The next day the rain had stopped, but the mud still remained. The boot sellers of Glastonbury no longer had the hordes of people running to them waving their damp £20 notes above their heads; their market had dried up (pardon the pun). This didn’t stop one clued-up boot seller. The skies were blue and there was no sign of rain – so he knew he had to take his existing products to new markets. He took some rubber boots to the crowds of people in front of the music stages – the places that were still swamped with mud from the night before – and started successfully selling his product to his captive market. After selling his initial quota of boots, he returned a while later with more, and with a colleague in tow, who was carrying a box full of fold-out chairs. Now his customers could keep their feet dry, and rest their legs! Not only had the seller taken his existing product to a new market, he had diversified his product range and brought a new product to a new market.

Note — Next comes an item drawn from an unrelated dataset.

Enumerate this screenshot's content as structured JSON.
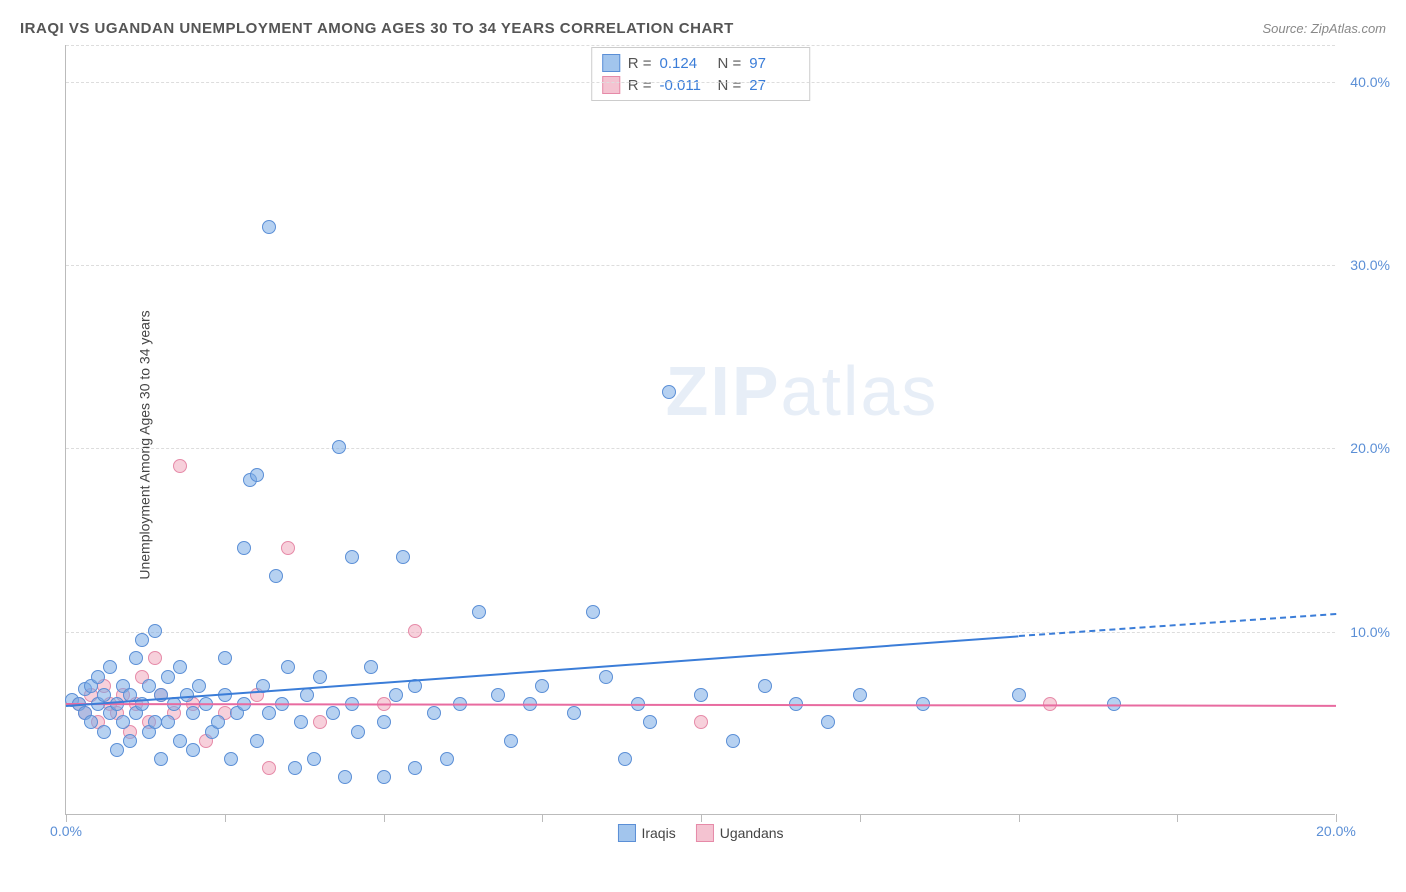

All of the above can be summarised quite neatly in the model of the Four-Ps. The basis of the Four-P’s was devised in the early 1950s by Neil Borden, and was refined to the most well-known version by Jerome McCarthy in the late 50s. The Four-Ps is widely used in marketing to assess and streamline the marketing mix in order to meet organisational objectives and create a higher value relationship with customers. The Four-Ps are indicated below:
So how can we explain the Four-Ps in relation to the microcosm of activity that I witnessed at Glastonbury? Well:
- Product – Both the stall sellers had quite different products that were in high demand in polarised weather situations – one helped protect from the rain, one helped protect from the sun. Maybe next year they will offer a mix of products so they have an offering whatever the weather???
- Price – When the rain came lashing down the boot seller took note of the increased demand and raised his price accordingly. Likewise, when the sun came out and his demand dropped, he lowered his prices to ensure his product still sold.
- Promotion – The power of advertising was there for all to see as the bog-standard doughnut stall lost out to his ‘best doughnut in the world’-providing neighbour. In reality, aside from the large signs above their stalls, the product offerings will have been pretty much exactly the same.
- Place – When the demand for the boots diminished along with the rain, the boots-seller took his products to the areas of the festival site that were still muddy. If he had stayed at his stall he would have missed out on the new business that he found by taking his products to new markets.